# taz.de -- Frauenfußball in Australien: Matildas im Land der harten Männer
       
       > Australiens Sportkultur ist von Rugby und Cricket geprägt. Fußball hat es
       > schwer, doch gerade der Frauenfußball hat viel geschafft.
       
 (IMG) Bild: Ausnahmezustand: Melbourne vor einem Spiel des australischen Frauenteams
       
       In Auckland spielen am heutigen Donnerstagabend die „New Zealand Ferns“
       gegen Norwegen. Im mit 80.000 Tickets ausverkauften Stadium Australia in
       Sydney werden derweil die „Matildas“ auf Irland treffen.
       
       Die Eröffnungsspiele, ja die gesamte [1][Frauenfußball-Weltmeisterschaft,]
       die mit bislang 1,2 Millionen verkaufter Tickets eines der größten
       Frauenturniere in der Sportgeschichte wird, sind etwas großes, ein
       Meilenstein für den Frauenfußball in Down Under.
       
       Ein hart erkämpfter Meilenstein, schreibt die australische
       Sporthistorikerin Marion Stell. Die Wissenschaftlerin hat mithilfe
       vergilbter Zeitungsberichte die Genesis eines Sportes analysiert, der in
       Australien noch bis vor wenigen Jahren im besten Fall als Randerscheinung
       galt, im schlechtesten als Objekt für Spanner.
       
       Stell analysierte Hunderte von Zeitungsausschnitten zum Frauenfußball. „Als
       ich genauer hinsah, fand ich sie konfrontierend und beunruhigend.

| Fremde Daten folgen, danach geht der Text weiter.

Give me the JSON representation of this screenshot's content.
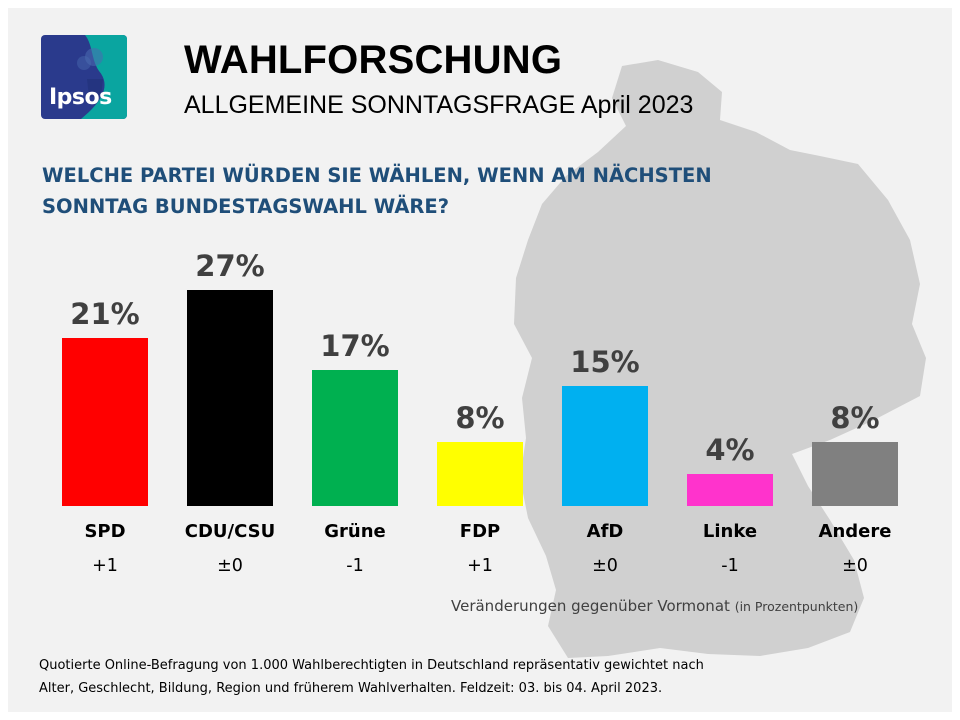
{
  "header": {
    "title": "WAHLFORSCHUNG",
    "subtitle": "ALLGEMEINE SONNTAGSFRAGE April 2023",
    "logo_text": "Ipsos"
  },
  "question": {
    "line1": "WELCHE PARTEI WÜRDEN SIE WÄHLEN, WENN AM NÄCHSTEN",
    "line2": "SONNTAG BUNDESTAGSWAHL WÄRE?"
  },
  "chart_data": {
    "type": "bar",
    "title": "WELCHE PARTEI WÜRDEN SIE WÄHLEN, WENN AM NÄCHSTEN SONNTAG BUNDESTAGSWAHL WÄRE?",
    "categories": [
      "SPD",
      "CDU/CSU",
      "Grüne",
      "FDP",
      "AfD",
      "Linke",
      "Andere"
    ],
    "values": [
      21,
      27,
      17,
      8,
      15,
      4,
      8
    ],
    "value_labels": [
      "21%",
      "27%",
      "17%",
      "8%",
      "15%",
      "4%",
      "8%"
    ],
    "changes": [
      "+1",
      "±0",
      "-1",
      "+1",
      "±0",
      "-1",
      "±0"
    ],
    "colors": [
      "#ff0000",
      "#000000",
      "#00b050",
      "#ffff00",
      "#00b0f0",
      "#ff33cc",
      "#808080"
    ],
    "ylim": [
      0,
      27
    ],
    "grid": false,
    "xlabel": "",
    "ylabel": ""
  },
  "change_note": {
    "text": "Veränderungen gegenüber Vormonat",
    "unit": "(in Prozentpunkten)"
  },
  "footer": {
    "line1": "Quotierte Online-Befragung  von 1.000 Wahlberechtigten  in Deutschland repräsentativ gewichtet nach",
    "line2": "Alter, Geschlecht, Bildung, Region und früherem Wahlverhalten.  Feldzeit: 03. bis 04. April 2023."
  },
  "colors": {
    "background": "#f2f2f2",
    "map": "#d0d0d0",
    "question": "#1f4e79",
    "logo_blue": "#2a3a8c",
    "logo_teal": "#0aa5a0"
  }
}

Diese
       Alben enthielten Texte, die diese Frauen und den Sport herabsetzten,
       trivialisierten und sexualisierten“, sagt die Historikerin.
       
       ## Sexismus in Reinform
       
       Zwar spielten in Australien Frauen schon während des Ersten Weltkriegs
       Fußball, und der erste einheimische Frauenfußballclub war kurz später,
       1921, gegründet worden. Aber das erste offizielle Länderspiel zwischen den
       Frauenauswahlen Australiens und Neuseelands fand erst 1979 statt. „Es war
       ein Samstagnachmittag, es gab einen kleinen Bericht auf Seite 68 der
       Lokalzeitung – über den männlichen Schiedsrichter –, und etwa 200 Menschen
       waren anwesend“, berichtet Stell.
       
       Was Journalisten in den 1970er Jahren über die Spielerinnen schrieben, fand
       sie schockierend, aber letztlich doch nicht überraschend. In der
       Presseberichterstattung sei es immer wieder um Themen wie Aussehen, Mode,
       Körperteile, sexuelle Attraktivität, angedeutete Sexualität und andere
       Anzüglichkeiten gegangen. Selbst ein überwiegend neutraler Spielbericht sei
       mit Schlagzeilen wie „Wunderschöne Torjägerinnen“ oder „Mode bei
       australischen Meisterschaften“ aufgepeppt worden. Ein Kommentator schrieb
       sogar, er wolle „nach jedem Tor mit diesen hübschen kleinen Fußballerinnen
       schmusen. Ich wäre durchaus bereit, ganz offiziell als Trainer und Masseur
       zu fungieren“. Selbst Schülerinnen wurden nicht verschont. Jamie Rosman,
       die erst 15 Jahre alt war, als sie erstmals für Australiens Nationalteam
       spielte, wurde als „attraktiv“, „langbeinig“ und „dunkeläugig“, als
       „Gazelle“ und „Model“ beschrieben, die sich allerdings für ein „unfeminines
       Spiel“ entschieden habe.
       
       Solche Zuschreibungen sind heute auch in der ansonsten oftmals sehr groben
       australischen Sportberichterstattung kaum noch verbreitet. Auch wenn es in
       gewissen Medien immer mal wieder verbale Ausrutscher gibt – die Einstellung
       der australischen Gesellschaft gegenüber dem Frauenfußball hat sich in den
       vergangenen Jahren verändert.
       
       Der Wert und die Qualität von Fußball allgemein werden stärker anerkannt,
       in einem Land, in dem traditionell [2][Rugby und Cricket] die Massen
       begeistern. Früher war Soccer, wie Fußball auch genannt wird, die Domäne
       von männlichen Einwanderern aus Südeuropa und Südamerika. Wenn die sich im
       Rugby oder Cricket engagieren wollten, schlug ihnen nicht selten Rassismus
       entgegen, weshalb sie sich eher für den Fußball entschieden.
       
       ## Unterstützung von Oben
       
       Das Interesse an Frauenfußball hat zuletzt besonders an der Basis stark
       zugenommen. Immer mehr Mädchen und Frauen beginnen schon in jungen Jahren
       mit dem Sport, und die Zahl der Spielerinnen, Trainerinnen und
       Betreuerinnen ist erheblich gestiegen, parallel zu den Investitionen in den
       Frauenfußball.
       
       Der Australische Fußballverband (FFA) hat sich der Entwicklung und
       Förderung des Frauenfußballs verschrieben und finanzielle Unterstützung,
       Infrastruktur und Ressourcen bereitgestellt, um das Wachstum zu fördern.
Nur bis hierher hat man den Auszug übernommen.